Pada aplikasi tersebut, ia sempat mengisi skrining mandiri. Formulir itu menanyakan riwayat kesehatan, kebiasaan harian, serta keluhan umum yang mungkin dialami dalam beberapa pekan terakhir.
Salah satu bagian skrining menanyakan soal potensi TBC. Ia mengisi semua pertanyaan seputar durasi batuk, hingga riwayat kontak dengan pasien. Semuanya dijawab dengan jujur, meski dia tidak memiliki keluhan.
Program CKG menyediakan layanan tambahan, termasuk pengecekan TBC. Warga yang memiliki gejala atau risiko tertentu dapat menjalani pemeriksaan tersebut, tanpa biaya sepeser pun.
Program CKG menjadi pintu masuk bagi warga untuk memeriksakan kondisi kesehatan dasar. Layanan ini, sekaligus membuka peluang deteksi dini TBC, sebelum gejalanya berkembang lebih berat.
Terdeteksi sejak dulu
Secara umum, TBC merupakan penyakit yang disebabkan oleh infeksi Mycobacterium tuberculosis. Penyakit ini bisa menjalar ke orang lain melalui udara, saat penderitanya mengalami batuk atau bersin, tanpa menutup mulut dan hidung.

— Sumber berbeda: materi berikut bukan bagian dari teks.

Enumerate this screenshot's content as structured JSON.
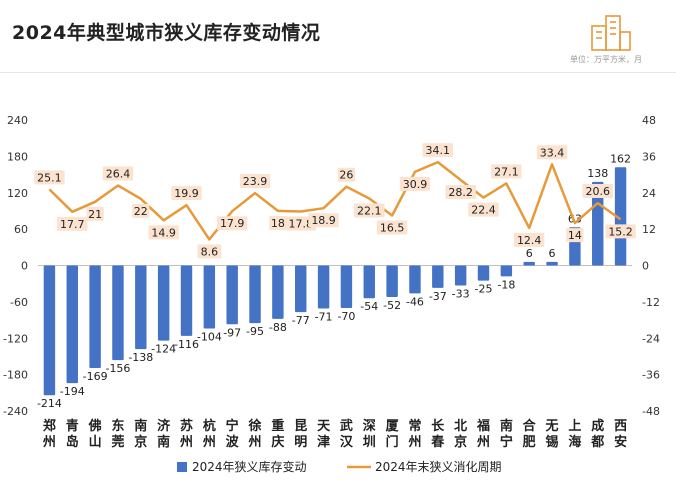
{
  "title": "2024年典型城市狭义库存变动情况",
  "unit_note": "单位：万平方米，月",
  "icons": {
    "logo": "building-logo-icon"
  },
  "colors": {
    "bar": "#4472C4",
    "line": "#E69A3A",
    "label_bg": "#FBE3CF"
  },
  "chart_data": {
    "type": "bar",
    "title": "2024年典型城市狭义库存变动情况",
    "categories": [
      "郑州",
      "青岛",
      "佛山",
      "东莞",
      "南京",
      "济南",
      "苏州",
      "杭州",
      "宁波",
      "徐州",
      "重庆",
      "昆明",
      "天津",
      "武汉",
      "深圳",
      "厦门",
      "常州",
      "长春",
      "北京",
      "福州",
      "南宁",
      "合肥",
      "无锡",
      "上海",
      "成都",
      "西安"
    ],
    "series": [
      {
        "name": "2024年狭义库存变动",
        "type": "bar",
        "axis": "left",
        "values": [
          -214,
          -194,
          -169,
          -156,
          -138,
          -124,
          -116,
          -104,
          -97,
          -95,
          -88,
          -77,
          -71,
          -70,
          -54,
          -52,
          -46,
          -37,
          -33,
          -25,
          -18,
          6,
          6,
          63,
          138,
          162
        ]
      },
      {
        "name": "2024年末狭义消化周期",
        "type": "line",
        "axis": "right",
        "values": [
          25.1,
          17.7,
          21,
          26.4,
          22,
          14.9,
          19.9,
          8.6,
          17.9,
          23.9,
          18,
          17.8,
          18.9,
          26,
          22.1,
          16.5,
          30.9,
          34.1,
          28.2,
          22.4,
          27.1,
          12.4,
          33.4,
          14,
          20.6,
          15.2
        ]
      }
    ],
    "y_left": {
      "ylim": [
        -240,
        240
      ],
      "ticks": [
        -240,
        -180,
        -120,
        -60,
        0,
        60,
        120,
        180,
        240
      ]
    },
    "y_right": {
      "ylim": [
        -48,
        48
      ],
      "ticks": [
        -48,
        -36,
        -24,
        -12,
        0,
        12,
        24,
        36,
        48
      ]
    },
    "grid": false,
    "legend": "bottom"
  }
}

Cirebon adalah salah satu daerah yang memiliki catatan panjang terkait penyakit TBC ini. Jejaknya terbentang lebih dari satu abad lalu, ketika TBC menjadi momok menakutkan bagi warga pribumi di pesisir utara Jawa Barat tersebut.
Sejumlah arsip berbahasa Belanda yang dihimpun ANTARA menunjukkan upaya untuk memerangi TBC di Cirebon telah tercatat sejak awal 1918. Pihak kolonial, saat itu membentuk komite regional di tingkat keresidenan untuk menahan laju penyakit ini.
Komite tersebut bekerja sama dengan asosiasi pamitran, yang mendapat 60 persen dana masuk, dengan syarat terlibat aktif dalam kegiatan pemberantasan TBC.
Lebih dari satu dekade kemudian, gambaran umum kesehatan masyarakat masih muram. Laporan De Locomotief pada 28 Januari 1929 menyebutkan, penyakit paru-paru dan TBC menjadi penyebab utama kematian orang dewasa di Cirebon serta Indramayu pada periode tersebut.